İBB Başkanı İmamoğlu, Türkiye’nin iç ve dış gelişmeleri karşısında toplumsal dayanışma ve kurumsal yapının güçlendirilmesi gerektiğini belirtti. İmamoğlu, “Çevremiz ateş çemberine dönmüşken tüm cephelerimizi tahkim etmeliyiz” dedi.
İstanbul Büyükşehir Belediye Başkanı Ekrem İmamoğlu, sosyal medya hesabından yaptığı açıklamada, Türkiye'nin karşı karşıya olduğu bölgesel ve iç tehditlere karşı toplumsal dayanışma ve kurumsal güçlenme çağrısında bulundu. İmamoğlu, “Çevremiz ateş çemberine dönmüşken tüm cephelerimizi tahkim etmeliyiz” diyerek, güçlü bir toplum ve liyakatle işleyen devlet yapısının önemine dikkat çekti.
İmamoğlu paylaşımında, sadece askeri değil, toplumsal ve kurumsal anlamda da güçlendirilmiş bir "iç cephe"ye ihtiyaç olduğunu vurguladı. “Tüm kurumlarıyla vatandaşına güven veren bir devlet, güçlü bir toplum olmalıyız” ifadelerini kullanan İmamoğlu, mevcut iktidarın partizanlık ve liyakatsizlik üzerinden ülkeyi zayıflattığını savundu.
İmamoğlu’nun açıklamasının tamamı şöyle:
“Çevremiz ateş çemberine dönmüşken tüm cephelerimizi tahkim etmeliyiz.
Bunun için her alanda güçlü bir ülke olmalıyız. Tüm kurumlarıyla vatandaşına güven veren bir devlet, güçlü bir toplum olmalıyız. Gücünü ve olanaklarını kendi iktidarı için değil, ülkede yaşayan her vatandaşın güçlenmesi için kullanan bir akla ihtiyacımız var.

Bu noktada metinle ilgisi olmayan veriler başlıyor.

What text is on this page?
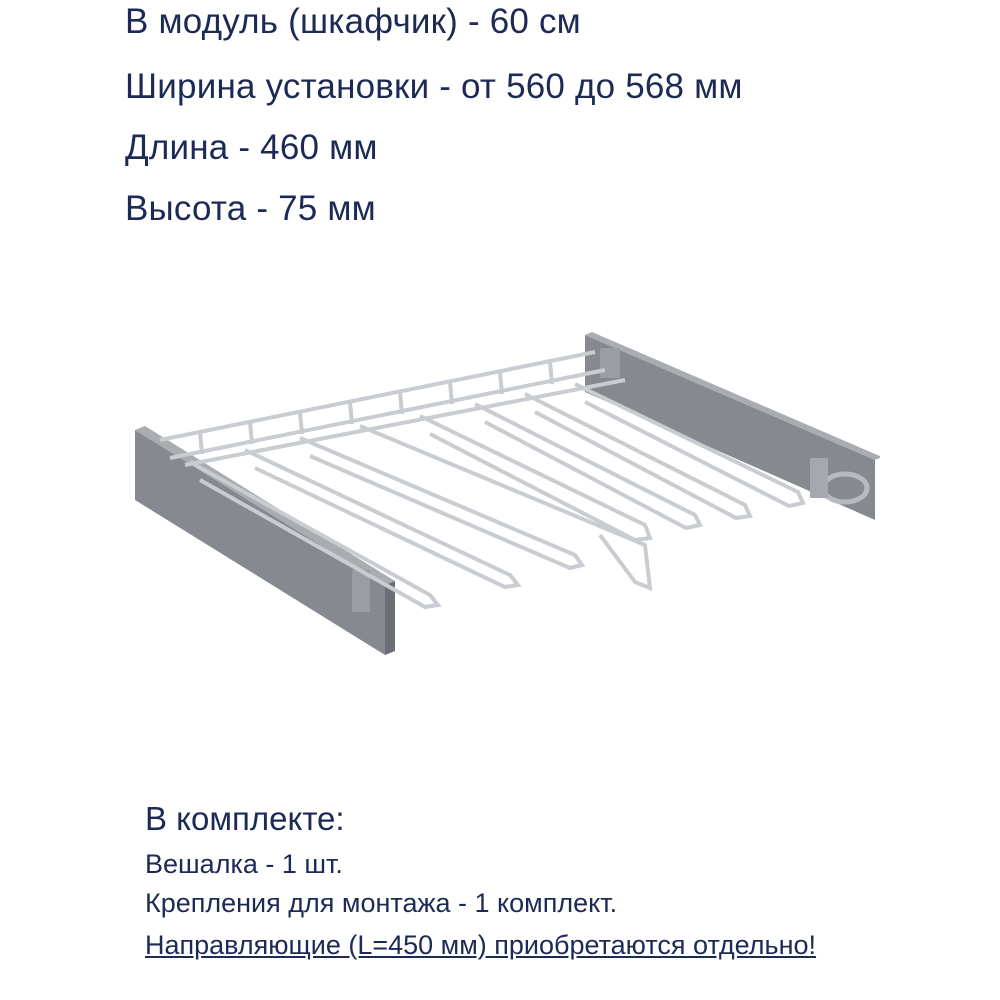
В модуль (шкафчик) - 60 см
Ширина установки - от 560 до 568 мм
Длина - 460 мм
Высота - 75 мм
В комплекте:
Вешалка - 1 шт.
Крепления для монтажа - 1 комплект.
Направляющие (L=450 мм) приобретаются отдельно!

Partizanlık, kayırmacılık, günü kurtarma, fırsatçılık, liyakatsizlik gibi kavramlar bütün ülkeleri içeriden derin derin kemiren, iktidarların keneleridir. Bu iktidarlar dışarıdan güçlü görünür ama içi boştur. Eğitimimiz, adalet sistemimiz, akademimiz, ekonomimiz başta olmak üzere bütün kurumlarımız liyakatle oluşturulmalı ve sapasağlam olmalı.
Biz ülkemizin gerçekten güçlü olmasını, komşuları ve bölgesi için sahici bir barış unsuru olmasını istiyoruz. Devamlı fitne fesat peşinde koşan, toplumsal kutuplaşmadan, ayrışmadan, çatışmadan beslenen, kendine devamlı suni düşmanlar üreten, sandıkta yenemediği rakiplerini hapse atan bugünkü iktidarla bunun asla başarılamayacağını düşünüyoruz.
Güçlendirmemiz gereken cephe tüm toplumdur, her bir bireydir, bu ülkenin en verimli kaynağı olan insanlarıdır. Bu akılla bir başarı hikayesi yazılabilir, iç cephe böyle güçlendirilebilir.
Her görüşten vatandaşın birbirine sımsıkı sarıldığı, ortak hedeflere odaklandığı, kişilerin değil kurumların ve toplumun güçlendiği bir ülke inşa edeceğiz.”